Formalization of morphological rules of inflection in the kazakh language

G Bekmanova, A Sharipbayev, A Buribayeva, L Gumilyov
The work formalizes the rules for ending addition to the stems of Kazakh words that generate many word forms differing from each other only by endings from one and the same word. Since the formal grammars in the hierarchy of Khomski meant for the description of linguistic units' structure does not allow taking semantic features into account, for these purposes semantic neural networks are used. The problem of Natural Language Processing (NLP) has occurred almost immediately with the appearance
of first computers and remains as urgent as before. The Automatic Inflection Systems open up large possibilities for advanced study of the language lexical composition, increase competence, contribute to more rapid and efficient work with the texts containing new and unexamined words.
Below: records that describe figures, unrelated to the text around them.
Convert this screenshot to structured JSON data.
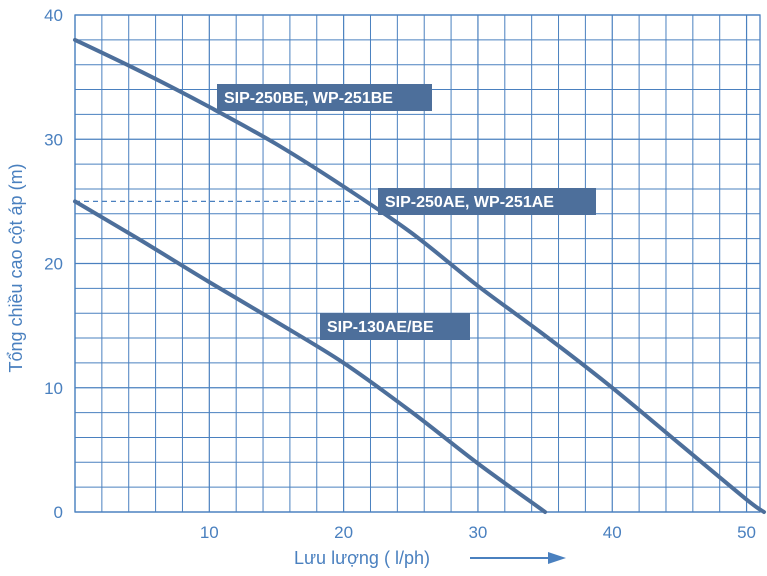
{
  "chart_data": {
    "type": "line",
    "title": "",
    "xlabel": "Lưu lượng ( l/ph)",
    "ylabel": "Tổng chiều cao cột áp (m)",
    "xlim": [
      0,
      51
    ],
    "ylim": [
      0,
      40
    ],
    "x_ticks": [
      10,
      20,
      30,
      40,
      50
    ],
    "y_ticks": [
      0,
      10,
      20,
      30,
      40
    ],
    "grid": true,
    "series": [
      {
        "name": "SIP-250BE, WP-251BE",
        "x": [
          0,
          5,
          10,
          15,
          20,
          25,
          30,
          35,
          40,
          45,
          50,
          51.3
        ],
        "y": [
          38,
          35.4,
          32.6,
          29.6,
          26.2,
          22.5,
          18.2,
          14.2,
          10,
          5.5,
          1,
          0
        ]
      },
      {
        "name": "SIP-130AE/BE",
        "x": [
          0,
          5,
          10,
          15,
          20,
          25,
          30,
          35
        ],
        "y": [
          25,
          21.8,
          18.5,
          15.3,
          12,
          8.1,
          3.9,
          0
        ]
      }
    ],
    "annotations": [
      {
        "text": "SIP-250BE, WP-251BE",
        "series": 0
      },
      {
        "text": "SIP-250AE, WP-251AE",
        "series": 0
      },
      {
        "text": "SIP-130AE/BE",
        "series": 1
      }
    ],
    "reference_line": {
      "y": 25,
      "x_end": 22,
      "style": "dashed"
    },
    "colors": {
      "curve": "#4d6f9b",
      "grid": "#4a80bf",
      "text": "#4a80bf",
      "label_bg": "#4d6f9b",
      "label_text": "#ffffff"
    }
  }
}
The Kazakh language is the typical Turkic language that preserved most of the features common for that group and possesses a number of characteristic Kypchak peculiarities. The structurally-typological characteristic of the Kazakh language is generally connected with its belonging to agglutinative languages. As a rule, for the agglutinative type description a number of characteristic features considering as the phonetic so the morphological and syntactical peculiarities is applied. The Kazakh language is characterized by the multitude of word forms for each word formed by the addition of suffixes and endings to its end. The suffixes are related to the semantic category and at new words formation they often change the parts of speech to which the underlying word or the stem relates. For example, the indivisible root in the form of the verb "zhaz-write" with the addition of suffix "u" turns into the noun "zhaz+u-letter" or another verb "zhaz+u-write", and supplementing the latter with another suffix "shy" turns it into the noun "zhazu+shy-writer". At the same time, the ending addition does not change the part of speech to which the stem (indivisible root plus suffixes) relates. For example, by means of the ending "lar" it's possible to get the plural number of the noun "zhazu+lar-letters, zhazushy+lar-writers". This works will examine only the rules for addition of endings that generate many word forms differing from each other only by endings from one and the same word. This allows automatic creation of the dictionary of word forms by generating them using the rules for endings addition. At that the vowel harmony rule for sounds and syllables that stipulates the soft or hard endings addition depending on the word stem (indivisible root or root with a suffix) softness or hardness accordingly has effect. For the formalization of the rules for endings addition it is suggested to use the semantic neural network realizing the Kazakh language word forms synthesis that allows to generate the structure of the dictionary of initial forms in the form of synchronized linear tree. This determines the characteristic features (Fig. 1) on which basis the ending addition takes place.